UN report in January 2020 said the humanitarian situation in the Siti zone on the Somali side was “dire”, and access for aid to get in was very restricted under the oversight of a heavy military presence. In late October 2020, dozens were reportedly killed in clashes in the area.

Conflict monitoring group ACLED records the current phase of sporadic violence as starting after serious clashes between armed Afar and Somali gunmen in December 2018 that killed dozens.

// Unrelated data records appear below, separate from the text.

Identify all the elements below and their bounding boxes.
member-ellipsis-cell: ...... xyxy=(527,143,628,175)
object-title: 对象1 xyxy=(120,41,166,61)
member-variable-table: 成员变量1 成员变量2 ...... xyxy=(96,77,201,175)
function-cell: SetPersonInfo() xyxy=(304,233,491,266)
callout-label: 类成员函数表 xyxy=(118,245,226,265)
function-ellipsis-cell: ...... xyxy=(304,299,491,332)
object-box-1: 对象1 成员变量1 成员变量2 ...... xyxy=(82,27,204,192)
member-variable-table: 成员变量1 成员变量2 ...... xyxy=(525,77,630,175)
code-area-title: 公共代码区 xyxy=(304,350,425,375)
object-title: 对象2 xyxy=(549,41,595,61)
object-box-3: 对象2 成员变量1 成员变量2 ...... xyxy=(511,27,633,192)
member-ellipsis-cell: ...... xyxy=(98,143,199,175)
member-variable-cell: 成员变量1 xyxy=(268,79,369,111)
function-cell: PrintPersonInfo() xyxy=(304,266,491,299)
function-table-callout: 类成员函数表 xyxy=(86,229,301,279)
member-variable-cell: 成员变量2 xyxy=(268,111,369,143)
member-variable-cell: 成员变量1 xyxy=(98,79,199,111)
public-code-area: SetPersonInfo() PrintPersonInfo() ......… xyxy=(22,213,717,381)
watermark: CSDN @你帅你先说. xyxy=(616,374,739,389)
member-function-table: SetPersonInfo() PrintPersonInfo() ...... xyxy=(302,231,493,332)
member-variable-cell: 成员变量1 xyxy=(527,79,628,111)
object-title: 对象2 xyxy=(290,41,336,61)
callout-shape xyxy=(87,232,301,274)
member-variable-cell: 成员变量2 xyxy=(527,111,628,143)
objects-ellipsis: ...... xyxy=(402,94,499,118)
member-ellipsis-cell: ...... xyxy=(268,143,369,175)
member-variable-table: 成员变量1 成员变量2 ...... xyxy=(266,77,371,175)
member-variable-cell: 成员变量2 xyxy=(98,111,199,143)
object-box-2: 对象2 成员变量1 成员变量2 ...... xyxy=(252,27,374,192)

A 2014 agreement to grant special status to three administrative areas along the regional border did not end the tension.

Oromo-Somali eastern border

One of the largest concentrations of displaced people due to conflict in Ethiopia is in Fafan, part of the Somali region bordering Oromia region.

According to the UN’s migration agency, over 160,000 people were living in 34 displacement sites in mid-2020. Violence flared in August 2018, with Somalis targeting “highlanders” in the regional hub of Jijiga at a period of high political tension involving the former president of the region, Abdi Illey. Another long-running source of friction and sporadic violence nearby involves rivalry and disputes between the Jarso and Gerri communities.

Oromo-Somali southern border

The southern border between Oromia and the Somali region is also a flashpoint for communal tensions and competition for access to land and natural resources.

Conflict in the Borena and Dawa areas of southern Ethiopia had left 350,000 people displaced by mid-2020, according to the UN’s migration agency, IOM.

In December 2018, 21 people were killed in one of many outbreaks of conflict in the border town of Moyale, particularly between ethnic Borana – related to the Oromo group – and the Somali Garre clan.

Residents have in the past fled to Kenya and Kenyan security forces have occasionally become involved, making it a point of international concern.

Amhara-Tigray border

The border between Tigray and Amhara has been a long-running dispute since its redrawing in 1991, which enlarged the Tigray boundary. Sporadic skirmishes have been reported in recent years, especially in the western part of the border area.

Intercommunal violence has also broken out in Amhara between ethnic Amhara and Qemant groups, following administrative changes in 2017 giving greater autonomy to the Qemant in areas populated by both.

The situation displaced over 50,000 people from September 2018 to March 2019, according to the UN’s emergency aid coordination agency, OCHA.

Amhara region officials claim the TPLF is backing the Qemant as part of the broader territorial dispute. Amhara militias are now supporting the federal government’s offensive in Tigray.

Gedeo and West Guji zones

Intercommunal violence along the border of Gedeo, in the Southern Nations, Nationalities, and Peoples’ Region Region (SNNPR), and West Guji, in Oromia region, displaced hundreds of thousands of people in 2018.

Ethnic Gedeos were accused by their Oromo neighbours of trying to annex land and resources. The government limited humanitarian access to displaced people as part of a controversial effort to encourage the displaced to return home, which most eventually did.

Local peace committees were set up across the area to facilitate dialogue between the two ethnic groups – who had lived together for decades – but tensions over land still linger.

Bench Sheko zone

Between 18 and 21 October, an unidentified armed group attacked civilians in the Bench zone of the Southern Nations, Nationalities, and Peoples’ Region (SNNPR). Reports say 31 people were killed, although police figures differed.

The area is in the deep southwest of the country, about 75 kilometres from the South Sudan border. The incident, which included the burning of homesteads and food stores, happened in a location called Gura Farda.

Some local media reports say the victims were ethnic Amhara. The area includes a mix of ethnicities, and a restructuring to form a new administrative grouping is currently being considered.

Wolaita zone

Security forces killed at least 17 people in Wolaita zone on 10 August, after protests erupted following the arrest of local politicians seeking to form an autonomous region for the Wolaita ethnic group.

The zone is currently situated within the SNNPR. Wolaita officials are hoping to follow the lead of the Sidama – the largest ethnic group in the region – who voted to form their own self-governing territory in November 2019.